The government has created a new ministerial taskforce for its child poverty strategy, led by Work and Pensions secretary Liz Kendall and Education Secretary Bridget Phillipson. It is urgently needed: 4.3 million children in the UK are living in poverty.
The government has already committed to making sure free breakfast clubs are available in all primary schools in England.
We know that having a good breakfast at school can help improve child behaviour and readiness to learn, and helps children achieve more at school. The introduction of breakfast clubs for all primary school children is welcome – but this cannot be the limit of the government’s ambitions if it is serious about tackling child poverty and dealing with its consequences. Extending free school meals in England would be a powerful step here.
One in five children live in food insecure households, and children in the UK are getting sicker and smaller as a result of poor diet and poverty.
The education system has been left to pick up the pieces of Britain’s crumbling public services and counter the country’s child poverty and food insecurity crisis. Ongoing research I’m leading suggests that there are now more food banks inside of schools than outside of them.
If the new government is serious about addressing child poverty, hardship and food insecurity, school meals and food need to be near the top of the policy agenda. None of the government’s missions can be achieved if the country’s children are hungry, poor and experiencing the harsh realities of food insecurity.

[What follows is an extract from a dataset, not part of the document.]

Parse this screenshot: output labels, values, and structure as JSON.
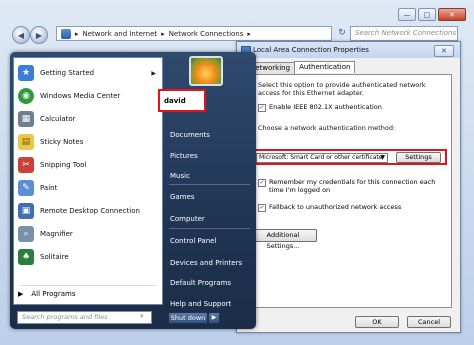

Good food at school makes children’s lives better. Let’s look at some options available to the government.
In England, schools currently receive funding of £2.53 per meal. However, the per meal funding rate has lost value in real terms over the last decade – 16% between 2014 and 2023 (when the funding rate per meal was £2.41). This makes it incredibly challenging for schools to provide good quality, nutritious and culturally appropriate meals.
The devolved governments of Wales and Scotland provide more money per meal free school meals at a much higher rate: £3.20 and £3.30 respectively. The government should increase school meal funding for schools in England to, at a minimum, account for the impact of inflation over the last decade.
Secondly, the government should look at expanding the eligibility for free school meals further. One of the primary purposes of free school meals is to provide children living in poverty a meal when they come to school. But the link between need and provision is broken and needs to be fixed.
Currently, around 1.9 million children are eligible for means-tested free school meals in England. But 900,000 more children live in poverty but do not qualify for free school meals. This is largely a result of restrictive eligibility criteria.
For example, families in receipt of universal credit benefit payments, but who have a household income of over £7,400, do not qualify for free school meals. This means that 1.7 million children in families eligible for universal credit miss out. Expanding free school meals to include these children would cost £1.5 billion per year. But the long-term economic and social benefits of this investment dramatically outweigh the upfront costs.
Finally, and more ambitiously, the government should consider expanding universal free school meals provision to all primary school age children. In Scotland, all children aged five to ten get free school lunches, and free school meals for all primary school children are being rolled out in Wales. In London, mayor Sadiq Khan made extending universal free school meals for all primary school aged children central to his reelection campaign in the capital. The policy, he argued, would “give the next generation a chance”.
This means that primary school age children in Bridget Phillipson’s Sunderland constituency – an area with a high rate of child poverty – do not have access to universal free school meals but those in the prime minister’s London constituency of Holborn and St Pancras do.
Labour MPs have shown support in the past for universal free school meals. A range of organisations have forcefully made the case for extending free school meals across the country and for improving school food more generally. Expanding access to free school meals is also a popular policy among voters.
As with any policy, there are questions of efficiency, equity, trade-offs and what the country’s finances allow. However, policies like this send a powerful message about the sort of society we are and want to be – a society that takes care of all its children and brings them together as equals to share a meal at school.
Extending free school meals coverage offers a path to a brighter future for children – and would be a powerful way to counter the division and discord that has characterised much of the last 14 years.